Container Gardening

Finding Houseplants for the Winter Months

By Jean Starr

In case you hadn’t noticed, houseplants are hot. Again, or still, depending on where you are in your gardening life. Not only are plants more readily available, the varieties are practically limitless. For one thing, we can find them at the supermarket in the middle of a January blizzard. Alternatively, you could even order them online. Traditional sources like local garden centers are usually the best for selection, size and price, but don’t discount public gardens. Some of the healthiest and most unusual plants can be found at places like Missouri Botanical Garden in St. Louis, or Frederik Meijer Gardens & Sculpture Park in Grand Rapids, MI. And finally, seek out local plant societies that sponsor shows or conventions during the fall and winter months.

Purchase houseplants any time

Online nurseries ship throughout the winter months, so the season won’t limit your satisfaction when the urge for green strikes you. How do they do it? Lindsy Mandeville, customer service plant and insect specialist for Josh’s Frogs in Owosso, Michigan, explains their system for determining when plants will be shipped during seasons of extreme temperatures, both hot and cold.
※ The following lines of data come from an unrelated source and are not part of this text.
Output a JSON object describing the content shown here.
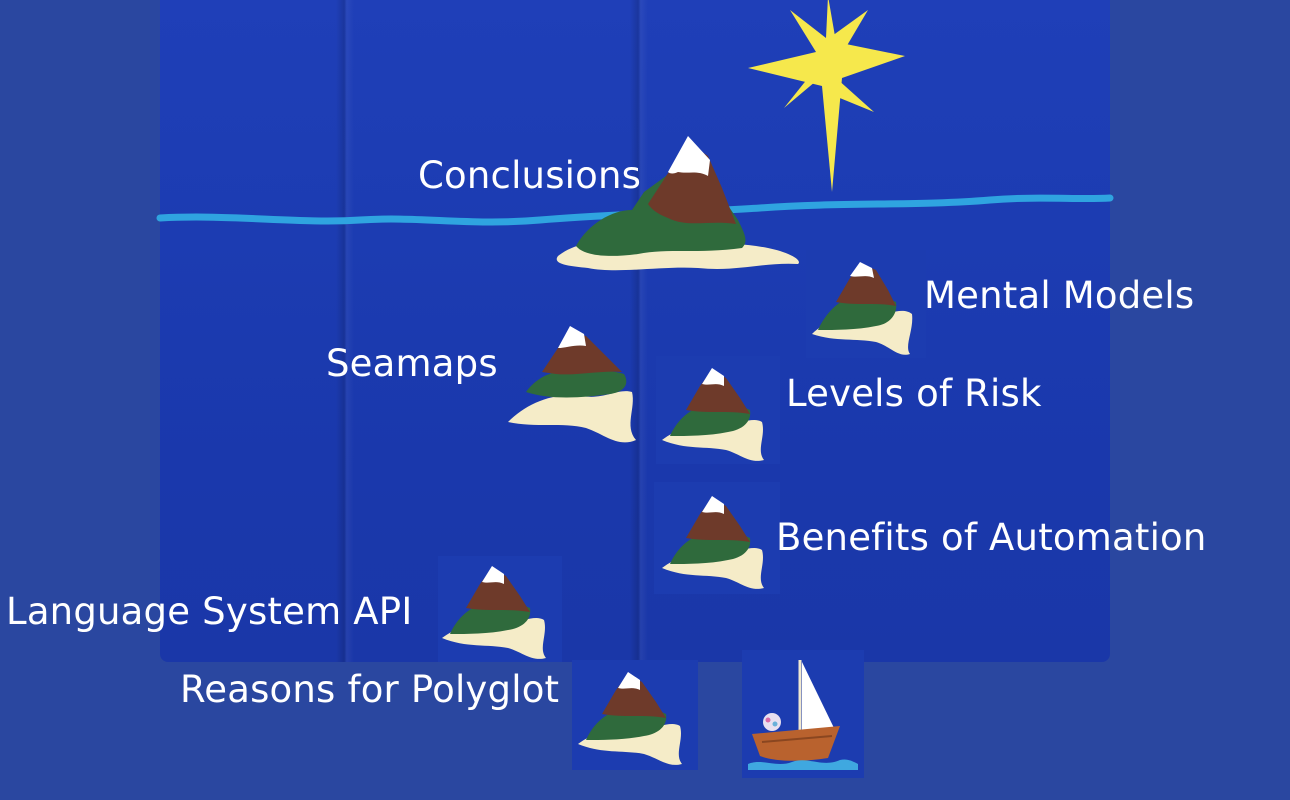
{
  "background_color": "#2a47a0",
  "felt_color": "#1d3db4",
  "horizon_color": "#2fa4e0",
  "star_color": "#f6e84c",
  "island_colors": {
    "snow": "#ffffff",
    "rock": "#6e3a2a",
    "forest": "#2f6a3c",
    "sand": "#f5ecc8"
  },
  "labels": {
    "conclusions": "Conclusions",
    "mental_models": "Mental Models",
    "seamaps": "Seamaps",
    "levels_of_risk": "Levels of Risk",
    "benefits_of_automation": "Benefits of Automation",
    "language_system_api": "Language System API",
    "reasons_for_polyglot": "Reasons for Polyglot"
  },
  "icons": {
    "star": "north-star-icon",
    "island": "island-icon",
    "boat": "sailboat-icon"
  }
}
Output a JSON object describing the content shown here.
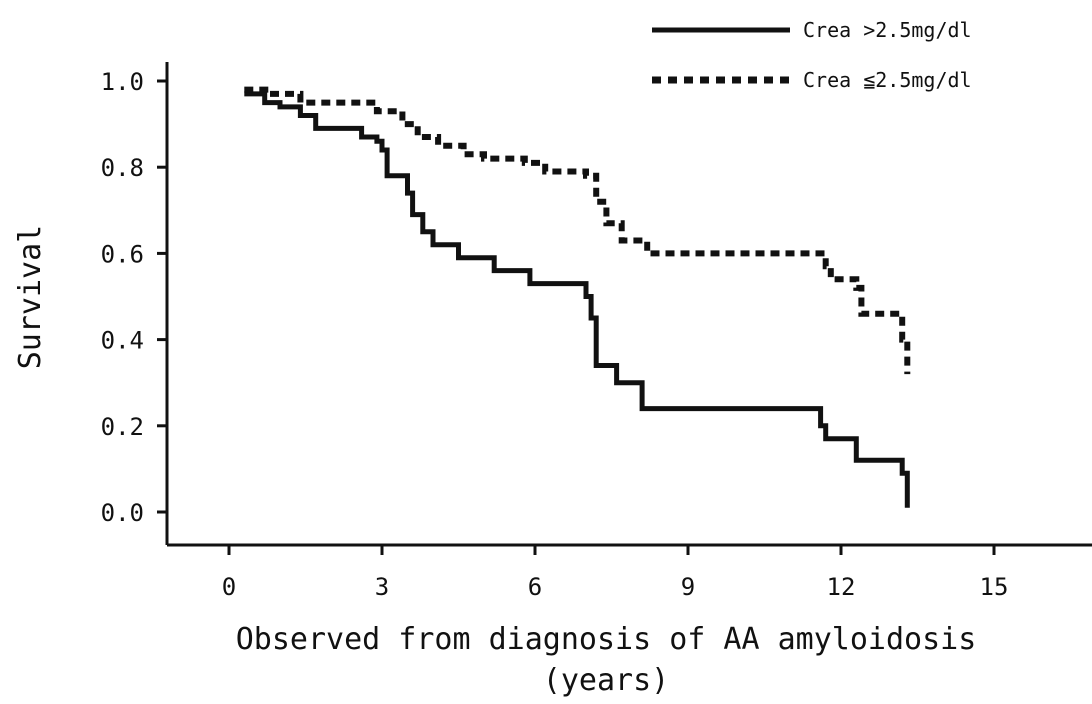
{
  "chart_data": {
    "type": "line",
    "subtype": "kaplan-meier step curves",
    "title": "",
    "xlabel": "Observed from diagnosis of AA amyloidosis",
    "xlabel_unit": "(years)",
    "ylabel": "Survival",
    "xlim": [
      0,
      17
    ],
    "ylim": [
      0,
      1.0
    ],
    "x_ticks": [
      0,
      3,
      6,
      9,
      12,
      15
    ],
    "x_tick_labels": [
      "0",
      "3",
      "6",
      "9",
      "12",
      "15"
    ],
    "y_ticks": [
      0.0,
      0.2,
      0.4,
      0.6,
      0.8,
      1.0
    ],
    "y_tick_labels": [
      "0.0",
      "0.2",
      "0.4",
      "0.6",
      "0.8",
      "1.0"
    ],
    "grid": false,
    "legend_position": "top-right",
    "series": [
      {
        "name": "Crea >2.5mg/dl",
        "line_style": "solid",
        "color": "#111111",
        "x": [
          0.3,
          0.7,
          1.0,
          1.4,
          1.7,
          2.6,
          2.9,
          3.0,
          3.1,
          3.5,
          3.6,
          3.8,
          4.0,
          4.5,
          5.2,
          5.9,
          7.0,
          7.1,
          7.2,
          7.6,
          8.1,
          11.6,
          11.7,
          12.3,
          13.2,
          13.3
        ],
        "y": [
          0.97,
          0.95,
          0.94,
          0.92,
          0.89,
          0.87,
          0.86,
          0.84,
          0.78,
          0.74,
          0.69,
          0.65,
          0.62,
          0.59,
          0.56,
          0.53,
          0.5,
          0.45,
          0.34,
          0.3,
          0.24,
          0.2,
          0.17,
          0.12,
          0.09,
          0.01
        ]
      },
      {
        "name": "Crea ≦2.5mg/dl",
        "line_style": "dashed",
        "color": "#111111",
        "x": [
          0.3,
          0.8,
          1.4,
          2.9,
          3.4,
          3.7,
          4.1,
          4.6,
          5.0,
          5.8,
          6.2,
          7.0,
          7.2,
          7.4,
          7.7,
          8.2,
          11.7,
          11.8,
          12.3,
          12.4,
          13.2,
          13.3
        ],
        "y": [
          0.98,
          0.97,
          0.95,
          0.93,
          0.9,
          0.87,
          0.85,
          0.83,
          0.82,
          0.81,
          0.79,
          0.78,
          0.72,
          0.67,
          0.63,
          0.6,
          0.57,
          0.54,
          0.52,
          0.46,
          0.4,
          0.32
        ]
      }
    ]
  }
}
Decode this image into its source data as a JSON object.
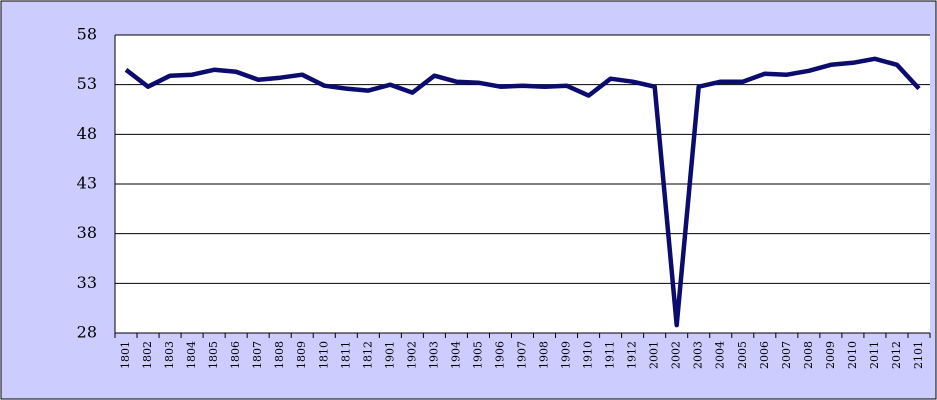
{
  "chart_data": {
    "type": "line",
    "categories": [
      "1801",
      "1802",
      "1803",
      "1804",
      "1805",
      "1806",
      "1807",
      "1808",
      "1809",
      "1810",
      "1811",
      "1812",
      "1901",
      "1902",
      "1903",
      "1904",
      "1905",
      "1906",
      "1907",
      "1908",
      "1909",
      "1910",
      "1911",
      "1912",
      "2001",
      "2002",
      "2003",
      "2004",
      "2005",
      "2006",
      "2007",
      "2008",
      "2009",
      "2010",
      "2011",
      "2012",
      "2101"
    ],
    "values": [
      54.5,
      52.8,
      53.9,
      54.0,
      54.5,
      54.3,
      53.5,
      53.7,
      54.0,
      52.9,
      52.6,
      52.4,
      53.0,
      52.2,
      53.9,
      53.3,
      53.2,
      52.8,
      52.9,
      52.8,
      52.9,
      51.9,
      53.6,
      53.3,
      52.8,
      28.8,
      52.8,
      53.3,
      53.3,
      54.1,
      54.0,
      54.4,
      55.0,
      55.2,
      55.6,
      55.0,
      52.6
    ],
    "color": "#0c0c6e",
    "ylim": [
      28,
      58
    ],
    "yticks": [
      28,
      33,
      38,
      43,
      48,
      53,
      58
    ],
    "grid": true
  }
}
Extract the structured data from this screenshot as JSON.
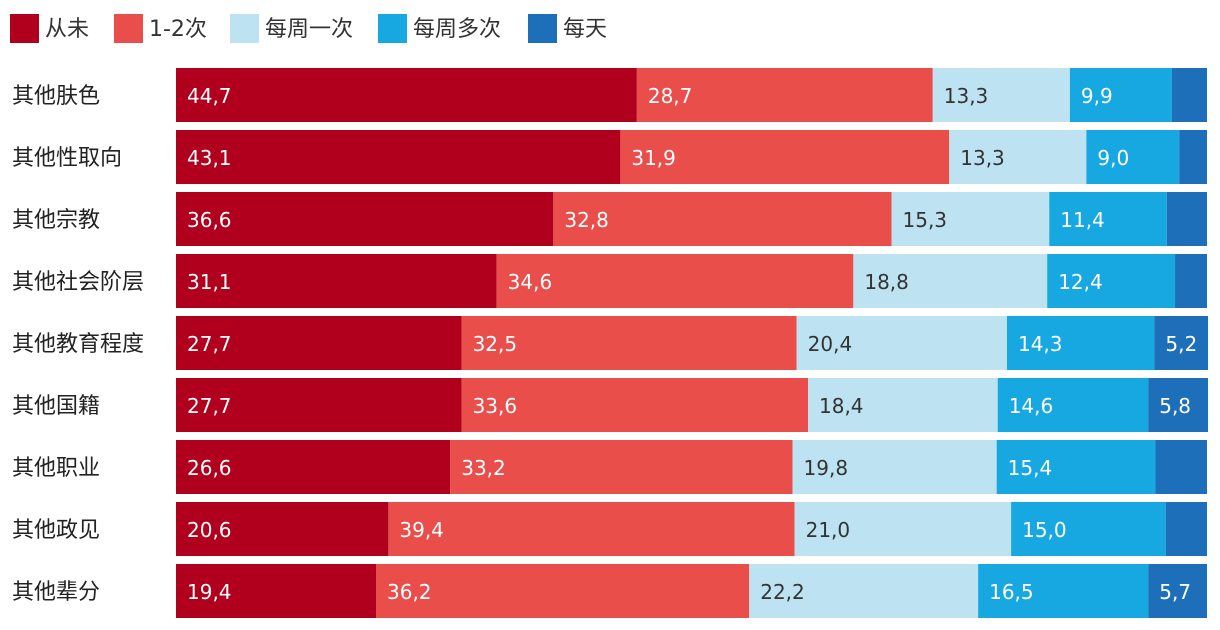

In winter, plants are boxed with heat packs and foam insulation on a two to three-day shipment schedule when the low in the recipient’s area remains 20° F or above, or on an overnight shipment if temperatures are above 10° F.

Houseplants need humidity, not just heat

Once the plants arrive, they must adapt to the new location. This includes recovering from the stress of being boxed up and knocked around for a couple of days. They also are typically blasted with excessively dry air. If your house’s furnace runs without a built-in humidifier at a high temperature (somewhere above 65° F), plants can suffer from lack of humidity.

The warmer you keep your house, the more humidity you will have to provide your plants. And here’s the best part, and a requirement that offers an excuse to buy more plants—you can increase humidity by grouping several plants together. There’s a downside to this, however. Lack of air circulation created by grouping plants together can contribute to disease and increase insect activity. Part of the solution to this conundrum is to get a fan and let it run at least half a day. I have two ceiling fans I run in the room with the majority of my plants.